John I Tzimiskes (969–976)

John came to the throne by murdering his relative and predecessor Nikephoros II Phokas. Tzimiskes led a conspiracy to overthrow a ruler viewed as hostile to the interests of his fellow eastern landowners. John was acclaimed emperor and, at the demand of Patriarch Polyeuktos, banished Theophano, Nikephoros’s widow, to Prinkipio. Instead, he married Theodora, a daughter of Constantine VII, which associated him with the Macedonian dynasty; Basil II and Constantine VIII, the young sons of Romanos II, were shunted aside, with Basil appearing on just one issue of gold coins and never on seals.

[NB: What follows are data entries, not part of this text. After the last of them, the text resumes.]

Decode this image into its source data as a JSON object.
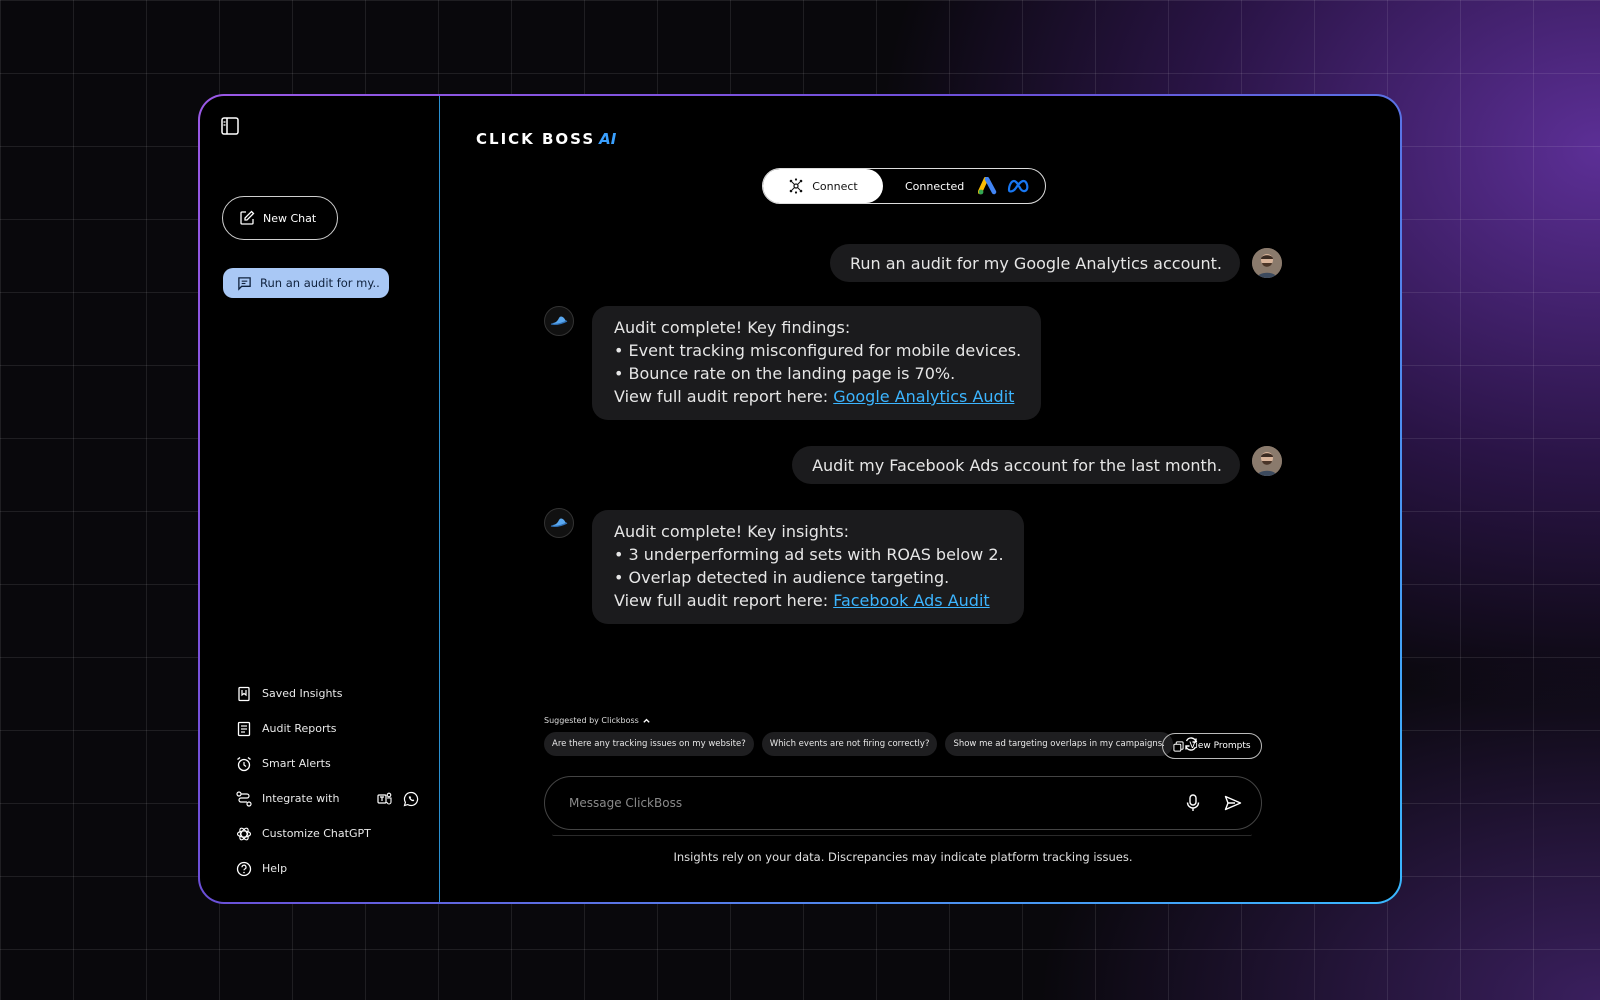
{
  "sidebar": {
    "new_chat_label": "New Chat",
    "history": [
      {
        "label": "Run an audit for my.."
      }
    ],
    "menu": [
      {
        "label": "Saved Insights",
        "icon": "bookmark-icon"
      },
      {
        "label": "Audit Reports",
        "icon": "report-icon"
      },
      {
        "label": "Smart Alerts",
        "icon": "alarm-icon"
      },
      {
        "label": "Integrate with",
        "icon": "route-icon"
      },
      {
        "label": "Customize ChatGPT",
        "icon": "openai-icon"
      },
      {
        "label": "Help",
        "icon": "help-icon"
      }
    ]
  },
  "header": {
    "logo_text": "CLICK BOSS",
    "logo_ai": "AI",
    "connect_label": "Connect",
    "connected_label": "Connected"
  },
  "messages": [
    {
      "role": "user",
      "text": "Run an audit for my Google Analytics account."
    },
    {
      "role": "bot",
      "lines": [
        "Audit complete! Key findings:",
        "• Event tracking misconfigured for mobile devices.",
        "• Bounce rate on the landing page is 70%."
      ],
      "link_prefix": "View full audit report here: ",
      "link_text": "Google Analytics Audit"
    },
    {
      "role": "user",
      "text": "Audit my Facebook Ads account for the last month."
    },
    {
      "role": "bot",
      "lines": [
        "Audit complete! Key insights:",
        "• 3 underperforming ad sets with ROAS below 2.",
        "• Overlap detected in audience targeting."
      ],
      "link_prefix": "View full audit report here: ",
      "link_text": "Facebook Ads Audit"
    }
  ],
  "suggestions": {
    "header": "Suggested by Clickboss",
    "chips": [
      "Are there any tracking issues on my website?",
      "Which events are not firing correctly?",
      "Show me ad targeting overlaps in my campaigns."
    ],
    "view_prompts_label": "View Prompts"
  },
  "composer": {
    "placeholder": "Message ClickBoss"
  },
  "disclaimer": "Insights rely on your data. Discrepancies may indicate platform tracking issues.",
  "colors": {
    "accent": "#3cb5ff",
    "history_bg": "#a9c8f5",
    "bubble_bg": "#1b1b1d"
  }
}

John’s reign, in its bellicosity, was a natural extension of Nikephoros’s. In 971 he succeeded in expelling Svjatoslav, the prince of Kiev, from the Balkans. He extended Byzantine control further into Bulgaria during this campaign, destroying the Bulgar capital of Great Preslav, which was temporarily renamed Ioannoupolis, and capturing the Bulgarian tsar Boris. Activities on the eastern front were similarly expansive, with a Fatimid Egyptian army defeated in 970/1 near Antioch by the eunuch-general Nicholas patrikios, an incursion into Armenia in 974, and a large offensive into Syria in 975 that made John the first emperor to visit the region since Herakleios almost three hundred and fifty years earlier. Ultimately, this final offensive guaranteed a measure of security for the recently-won city of Antioch. The administration of the empire remained under the eunuch Basil Lekapenos, the parakoimomenos, who had been important at court since the reign of Constantine VII. John continued to defend the poor against the dynatoi. He greatly improved relations with the Western Empire by agreeing to the marriage alliance that Nikephoros had rejected. In 972 John's niece, Theophano, married the German emperor Otto II. John unexpectedly became ill and died in 976, leaving the government in the hands of Basil Lekapenos and the infant Basil II and Constantine VIII. There were rumors, impossible to prove, that Basil Lekapenos had poisoned John. However he died, John's early demise was a severe blow to the empire.

John's seals follow the pattern laid down by Constantine VII: the emperor is shown alone on the reverse with the inscription autokrator Romaion (sole ruler of the Romans). The obverse of John's seals are interesting for the addition of the inscription Iesus Christus rex regnantium. John, like Nikephoros, was pious and devoted to the cult of the Mother of God. On the reverse of two of John’s tokens, as well as on his gold coins, he is shown being blessed by the Mother of God.